Despite being very rigorous in its approach to analysing and understanding trends on social media, there was still work to be done. Working with BCS, Demos developed a dashboard tool that makes Method 52's findings easier to understand. Politicians, Alex Krasodomski-Jones explained, can be notoriously time poor.

'The work we did with BCS looks at how we can plot that data so a non-computer scientist can quickly make sense of the information,' he says. 'If you see a pie chart, it suddenly makes sense - if it's split between, say, abusive and non-abusive messages you can very quickly make sense of a proportion.'

Looking into the future

Demo's Method 52 was deployed in the run up to the Brexit referendum and also during the 2015 general election. During the run up to the election, Demos looked - for example - to understand whether voters were positive or negative about their politicians.

'Were people discussing personality or politics?' asked Alex Krasodomski-Jones, listing some of the points that were researched. 'Are they saying David Cameron's position on the NHS is good. Or are they saying Nigel Farage is sweating a lot and he looks like x or y?'

These might seem like very basic questions but, Alex Krasodomski-Jones explained, researching them did produce some striking insights. 'We found that the more established a party is... the more established a politician is, the more likely people are to focus on the party's issues.' The seriousness of the debate around an issue also increased if the politician is male, he revealed.

Conversely, he says, if the politician is female - or from a fringe party or representing a very specific interest group - Twitter users would focus more on their personality.

Social media users were, in short, - more likely to discuss what the politician was wearing, what they looked like and their tone of their voice.

Breaking into an echo chamber

Through making it easier to communicate, social media was meant to bring its users closer together. When it comes to politics and political debate however, Facebook and all its friends may be having the opposite effect.

These algorithmically driven platforms understand users' preferences and recommend new friends, links and content that align with our preferences. Research from the cross-party think-tank Demos reveals that political news, opinion and information are being treated in just the same way.

Programmed to meet users' likes, online Labour voters receive Labour-centric news and Conservative voters receive Conservative leaning information.

More importantly, as the social media platforms strive to keep their users happy, their algorithms may even actively avoid providing users with views from political camps different from their own.

This echo-chamber effect leads to what Demo's Alex Krasodomski-Jones describes as 'thought bubbles' - and they could be making it harder for users to make political decisions based on both sides of an argument.

Indeed, the thought bubble phenomenon could, in part, have been responsible for the shock some people felt when the European referendum's results were announced.
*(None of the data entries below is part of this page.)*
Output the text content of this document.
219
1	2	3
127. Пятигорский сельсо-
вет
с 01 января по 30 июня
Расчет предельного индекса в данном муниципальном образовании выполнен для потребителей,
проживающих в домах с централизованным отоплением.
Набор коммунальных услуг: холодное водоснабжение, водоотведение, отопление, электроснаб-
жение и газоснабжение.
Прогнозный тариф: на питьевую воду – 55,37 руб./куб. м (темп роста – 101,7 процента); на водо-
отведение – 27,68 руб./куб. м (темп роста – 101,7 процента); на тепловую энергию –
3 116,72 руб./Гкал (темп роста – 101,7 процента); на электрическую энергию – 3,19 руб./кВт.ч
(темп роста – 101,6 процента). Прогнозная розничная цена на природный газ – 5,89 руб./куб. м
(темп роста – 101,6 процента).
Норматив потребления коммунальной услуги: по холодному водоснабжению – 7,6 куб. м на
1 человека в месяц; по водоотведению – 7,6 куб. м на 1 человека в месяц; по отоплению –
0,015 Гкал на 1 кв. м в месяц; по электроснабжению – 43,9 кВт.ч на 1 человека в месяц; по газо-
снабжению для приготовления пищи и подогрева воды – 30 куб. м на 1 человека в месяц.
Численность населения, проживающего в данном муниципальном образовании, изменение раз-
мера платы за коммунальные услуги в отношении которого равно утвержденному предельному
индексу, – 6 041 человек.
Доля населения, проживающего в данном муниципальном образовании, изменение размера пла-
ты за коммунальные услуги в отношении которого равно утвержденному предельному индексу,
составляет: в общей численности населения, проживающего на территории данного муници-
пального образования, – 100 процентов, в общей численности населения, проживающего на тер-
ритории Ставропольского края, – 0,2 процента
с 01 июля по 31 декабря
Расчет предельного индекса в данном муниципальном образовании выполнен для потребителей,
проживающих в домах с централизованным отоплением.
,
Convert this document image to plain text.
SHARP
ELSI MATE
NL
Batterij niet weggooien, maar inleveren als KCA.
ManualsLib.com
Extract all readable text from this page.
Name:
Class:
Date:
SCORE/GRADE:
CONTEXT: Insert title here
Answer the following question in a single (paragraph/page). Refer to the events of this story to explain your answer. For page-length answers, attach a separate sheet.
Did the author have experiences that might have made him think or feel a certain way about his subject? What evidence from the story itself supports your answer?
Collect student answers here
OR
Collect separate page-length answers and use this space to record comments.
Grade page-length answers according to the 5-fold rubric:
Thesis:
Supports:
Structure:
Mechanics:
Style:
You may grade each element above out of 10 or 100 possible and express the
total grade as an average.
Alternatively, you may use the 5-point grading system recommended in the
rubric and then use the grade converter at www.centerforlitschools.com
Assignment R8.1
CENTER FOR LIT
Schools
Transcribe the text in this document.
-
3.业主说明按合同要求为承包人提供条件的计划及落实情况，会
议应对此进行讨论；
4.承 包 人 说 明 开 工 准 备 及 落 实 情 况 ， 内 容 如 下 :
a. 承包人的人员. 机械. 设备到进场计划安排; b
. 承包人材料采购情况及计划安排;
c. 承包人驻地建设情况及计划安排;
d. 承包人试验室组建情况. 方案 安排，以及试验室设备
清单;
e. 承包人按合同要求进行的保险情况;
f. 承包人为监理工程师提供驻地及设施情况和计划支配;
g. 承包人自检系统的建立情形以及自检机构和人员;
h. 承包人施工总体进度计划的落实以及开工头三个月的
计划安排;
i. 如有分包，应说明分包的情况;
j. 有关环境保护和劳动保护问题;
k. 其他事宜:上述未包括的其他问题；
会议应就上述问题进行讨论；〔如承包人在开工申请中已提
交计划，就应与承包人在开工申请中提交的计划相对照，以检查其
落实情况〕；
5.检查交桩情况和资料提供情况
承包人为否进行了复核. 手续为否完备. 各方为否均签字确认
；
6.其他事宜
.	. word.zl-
People who favoured remaining would, via social media, have received news, opinion and information that was pro-remain. It was functionally very difficult to see, hear or read about the opposing view. Being enveloped by feeds of palatable news, people drew the erroneous conclusion that remain would win.

By understanding, measuring and mapping these thought bubbles, Krasodomski-Jones says Demos hopes to be able to help widen the political debate and help voters make informed choices.